In many countries, fast food is becoming cheaper and more widely available. Do the disadvantages of this outweigh the advantages?
Among many nations, fast food have become common with inexpensive and more widely accessible.The benefit of this trend include affordibility and economic growth,however they are outweighed by drawback such as loss of traditional diets and health issues.
On the one hand, One of the major advantages is affordibility. Nowadays, the prices of fast food are becoming Suitable for poors who can’t afford them. As seller sell cheaper, low-income families have chances to consume quickly and affordably, this could diminishe list of poors who struggle from starving and illness in each countries. Another benefit of topic is economic growth. Number of the fast food companies make contractes with restaurant and eating place,also, open a lot of its branches in many countries. It brings financial budget and involves a lot of unemployment people with accomadation. For example, McDonald industry achieved 3.6 billion dollar per month and provided many people with jobs, according to statistic information. McDonalds branches spend 1.000 dollar for employees per week, as a result, these productivity improve and earn billion dollar per month.
One the other hand, choices of fast food are becoming ubiquitous in a lot of countries with numerous disadvantage.The first one is loss of traditional diet. Indeed, people who work full-time jobs have to consume fast food due to time management .This is a reason for providing unhealthy eating habits and junk food. In addation, this leads to lack of nutrition meals which are giving many vitamins for people and decreases the appreciation of traditional cuisines. Appearing health problems from eat fast food are another disadvantage. This is because fast food have sugar, salt and big amount of fat which influence to people’s health such as obesity, high rate of blood circulation and heart issues. For instance, 21 percent of young generations who live in USA get sick due to various fast food, according to prevailing statistics.
In conclusion, although fast food offer several advantages such as affordability and economic growth, however these are not as significant as the disadvantages, which include loss of traditional diets and health problems.
The essay is logically organized and the progression of ideas is clear. However, there are some issues with the use of cohesive devices and the overall cohesion of the essay. The essay follows a logical structure, but the use of cohesive devices is sometimes inaccurate or missing, making the connection between ideas less smooth. Additionally, the conclusion could be more effective in summarizing the main points and clearly stating the writer’s opinion.
Suggestions
- Use a variety of cohesive devices to ensure smooth transition between ideas.
- Make sure to fully develop your conclusion to effectively summarize the main points and clearly state your opinion.

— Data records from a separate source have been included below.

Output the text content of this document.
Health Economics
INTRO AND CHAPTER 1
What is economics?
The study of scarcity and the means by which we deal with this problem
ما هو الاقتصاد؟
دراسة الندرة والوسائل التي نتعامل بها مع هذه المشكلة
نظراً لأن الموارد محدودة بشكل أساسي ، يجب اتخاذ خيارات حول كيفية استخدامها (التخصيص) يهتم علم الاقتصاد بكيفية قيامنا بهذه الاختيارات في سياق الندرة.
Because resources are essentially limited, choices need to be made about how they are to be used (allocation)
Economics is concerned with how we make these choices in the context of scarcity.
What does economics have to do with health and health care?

The essay demonstrates a good command of a broad lexical repertoire. However, there are some inaccuracies and inappropriate word choices. The essay demonstrates a good range of vocabulary, with some less common and idiomatic language. However, there are a few instances of awkward or incorrect word choice, which could be revised for clarity and accuracy. Additionally, the use of more formal language throughout the essay would help to strengthen the overall tone.
The essay uses a mix of simple and complex sentence forms and there are some errors in grammar and punctuation. The essay uses a variety of complex and simple sentence structures, but there are some grammatical errors and punctuation mistakes. These errors can sometimes make the writing difficult to understand. Proofreading to correct these errors is recommended. Additionally, the use of more formal language and proper spacing will help to improve the overall quality of the writing.
The essay addresses the task and presents a clear position throughout the response. However, the argument could be more fully developed and supported. The essay addresses the prompt by discussing both the advantages and disadvantages of the increasing availability of fast food in many countries. The writer presents a clear position that the disadvantages outweigh the advantages and supports this position with relevant examples. However, the argument could be more fully developed, and the essay would benefit from a more detailed exploration of the topic. Additionally, the conclusion could be strengthened by providing a more comprehensive summary of the main points discussed.
Suggestions
- Ensure that each paragraph fully develops a single point and is well supported by examples.